Supporters argued this flexibility made the law workable and helped preserve affordable housing. Critics countered that TOPA had become a form of legalized leverage, requiring tenants, to valuable “consideration” in exchange for the assignment of rights and allowing third-party deals to proceed. This period culminated in a major rollback: in 2018, the Council exempted most single-family homes from TOPA, while preserving protections for certain elderly tenants and tenants with disabilities. It marked the first large categorical contraction of the law since its creation.
Pandemic Pauses and The RENTAL Act: A Structural Rebalance
The COVID-19 pandemic exposed the practical limitations of TOPA. Tenant meetings, financing, inspections, and negotiations became difficult or impossible. In response, the District temporarily tolled TOPA deadlines, recognizing that statutory timelines designed for normal markets could not function during an emergency.
These measures were temporary, but they underscored a growing consensus: TOPA needed modernization to match contemporary housing realities. That modernization arrived with the Rebalancing Expectations for Neighbors, Tenants, and Landlords (RENTAL) Amendment Act of 2025, the most sweeping rewrite of TOPA since 1980.
The law introduced several pivotal changes:
· A 15-year exemption for many newly constructed residential buildings, intended to encourage housing production.
· New limits and disclosures related to assignment of TOPA rights and compensation.
· Clarifications narrowing which ownership-interest transfers trigger TOPA.
· Expanded administrative oversight, standardized forms, and public reporting requirements.
Most controversially, the Act exempted many 2–4 unit properties, particularly those owned by individual landlords (see DC Code § 42-3404.10. Accommodations with 2 through 4 units), reigniting accusations that the District was weakening tenant protections under pressure from the real estate industry.

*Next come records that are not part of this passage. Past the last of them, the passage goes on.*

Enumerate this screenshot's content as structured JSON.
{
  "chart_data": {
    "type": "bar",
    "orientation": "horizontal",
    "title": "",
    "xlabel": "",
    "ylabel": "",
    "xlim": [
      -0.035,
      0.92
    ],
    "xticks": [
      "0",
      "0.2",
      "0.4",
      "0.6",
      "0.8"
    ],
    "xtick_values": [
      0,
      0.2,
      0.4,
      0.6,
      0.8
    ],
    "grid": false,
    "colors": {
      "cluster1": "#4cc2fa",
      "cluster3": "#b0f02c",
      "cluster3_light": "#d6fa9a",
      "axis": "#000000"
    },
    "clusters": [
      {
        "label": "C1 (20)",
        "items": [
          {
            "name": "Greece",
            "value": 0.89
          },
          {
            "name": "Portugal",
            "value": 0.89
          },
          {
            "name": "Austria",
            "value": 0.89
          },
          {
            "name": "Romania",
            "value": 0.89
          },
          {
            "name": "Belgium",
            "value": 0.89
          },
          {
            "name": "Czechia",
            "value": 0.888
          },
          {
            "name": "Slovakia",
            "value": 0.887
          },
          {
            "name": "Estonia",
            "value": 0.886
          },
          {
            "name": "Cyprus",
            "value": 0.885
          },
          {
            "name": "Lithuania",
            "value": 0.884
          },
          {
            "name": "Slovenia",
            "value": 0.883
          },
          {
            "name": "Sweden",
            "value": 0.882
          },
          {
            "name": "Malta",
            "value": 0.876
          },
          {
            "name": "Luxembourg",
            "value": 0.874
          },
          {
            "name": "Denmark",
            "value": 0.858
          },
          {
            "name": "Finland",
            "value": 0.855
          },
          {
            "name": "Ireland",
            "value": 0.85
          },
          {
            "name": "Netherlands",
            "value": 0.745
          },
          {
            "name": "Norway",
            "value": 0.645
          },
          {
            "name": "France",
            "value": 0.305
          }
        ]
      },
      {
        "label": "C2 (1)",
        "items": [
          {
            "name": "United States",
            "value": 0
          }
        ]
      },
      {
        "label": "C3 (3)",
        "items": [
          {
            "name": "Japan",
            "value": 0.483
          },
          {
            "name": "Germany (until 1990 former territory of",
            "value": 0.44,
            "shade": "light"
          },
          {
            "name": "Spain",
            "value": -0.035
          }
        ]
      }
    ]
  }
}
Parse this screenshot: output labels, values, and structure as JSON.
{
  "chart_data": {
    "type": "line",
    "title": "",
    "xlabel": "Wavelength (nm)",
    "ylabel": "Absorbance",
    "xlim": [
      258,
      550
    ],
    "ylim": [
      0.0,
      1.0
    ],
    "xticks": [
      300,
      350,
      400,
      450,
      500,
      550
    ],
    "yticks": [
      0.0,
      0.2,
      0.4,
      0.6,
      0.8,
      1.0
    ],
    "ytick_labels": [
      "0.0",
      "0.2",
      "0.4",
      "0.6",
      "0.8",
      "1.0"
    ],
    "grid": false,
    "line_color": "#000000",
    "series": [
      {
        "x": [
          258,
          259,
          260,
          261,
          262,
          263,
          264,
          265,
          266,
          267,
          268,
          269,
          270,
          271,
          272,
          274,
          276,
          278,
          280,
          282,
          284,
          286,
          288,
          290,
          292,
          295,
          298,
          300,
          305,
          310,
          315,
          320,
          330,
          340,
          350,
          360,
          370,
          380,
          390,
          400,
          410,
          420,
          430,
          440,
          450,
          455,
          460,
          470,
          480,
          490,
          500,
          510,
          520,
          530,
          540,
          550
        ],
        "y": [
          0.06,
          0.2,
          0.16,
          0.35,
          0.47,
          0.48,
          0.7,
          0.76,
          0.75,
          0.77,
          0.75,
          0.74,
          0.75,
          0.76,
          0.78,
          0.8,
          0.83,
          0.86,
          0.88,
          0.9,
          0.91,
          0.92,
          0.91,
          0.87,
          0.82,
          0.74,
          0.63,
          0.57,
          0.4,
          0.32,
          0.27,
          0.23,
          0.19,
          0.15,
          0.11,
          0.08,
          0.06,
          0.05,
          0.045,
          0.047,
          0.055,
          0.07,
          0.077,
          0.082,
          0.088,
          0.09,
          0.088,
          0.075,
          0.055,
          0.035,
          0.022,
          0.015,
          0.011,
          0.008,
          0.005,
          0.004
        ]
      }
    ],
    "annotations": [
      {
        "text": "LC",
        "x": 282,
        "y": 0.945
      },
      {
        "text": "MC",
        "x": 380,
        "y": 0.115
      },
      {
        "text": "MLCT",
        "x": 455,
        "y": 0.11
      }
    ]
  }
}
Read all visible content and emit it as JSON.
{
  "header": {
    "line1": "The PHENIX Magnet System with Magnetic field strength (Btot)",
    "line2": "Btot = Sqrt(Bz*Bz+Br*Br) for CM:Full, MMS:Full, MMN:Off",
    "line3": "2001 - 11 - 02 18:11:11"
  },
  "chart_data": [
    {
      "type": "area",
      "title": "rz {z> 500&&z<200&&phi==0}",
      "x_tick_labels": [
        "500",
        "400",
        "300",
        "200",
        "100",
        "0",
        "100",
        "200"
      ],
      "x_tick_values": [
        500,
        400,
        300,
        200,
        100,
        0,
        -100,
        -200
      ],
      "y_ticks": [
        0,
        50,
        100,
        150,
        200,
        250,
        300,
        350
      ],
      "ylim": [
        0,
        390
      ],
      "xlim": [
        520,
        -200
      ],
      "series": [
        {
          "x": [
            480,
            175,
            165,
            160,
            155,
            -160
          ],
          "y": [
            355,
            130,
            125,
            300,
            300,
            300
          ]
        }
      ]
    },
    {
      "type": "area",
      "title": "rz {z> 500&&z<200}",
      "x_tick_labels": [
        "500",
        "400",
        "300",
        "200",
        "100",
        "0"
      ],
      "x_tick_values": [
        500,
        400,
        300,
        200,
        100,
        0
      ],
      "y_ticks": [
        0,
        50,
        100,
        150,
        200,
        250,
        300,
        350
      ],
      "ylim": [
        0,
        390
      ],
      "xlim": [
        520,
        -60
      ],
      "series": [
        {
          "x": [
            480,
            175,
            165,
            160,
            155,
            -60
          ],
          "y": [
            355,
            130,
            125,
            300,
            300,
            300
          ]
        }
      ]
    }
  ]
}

Supporters describe the changes as overdue balance; opponents see them as a retreat from the law’s original anti-displacement mission.
TOPA Today: An Unfinished Experiment
More than 45 years after its creation, TOPA remains both powerful and controversial. It has enabled tenant purchases, preserved affordable housing, and slowed displacement. It has also complicated transactions, invited litigation, and drawn criticism as housing costs continue to rise.
What has never changed is the underlying tension that gave birth to the law: how a growing, desirable city protects its renters without stifling the production and transfer of housing. TOPA’s long evolution shows that Washington, D.C. has chosen not to resolve that tension, but rather to try and manage it, repeatedly, through law. Whether the RENTAL Act marks a durable re-balancing or merely the next chapter in TOPA’s ongoing transformation remains an open question.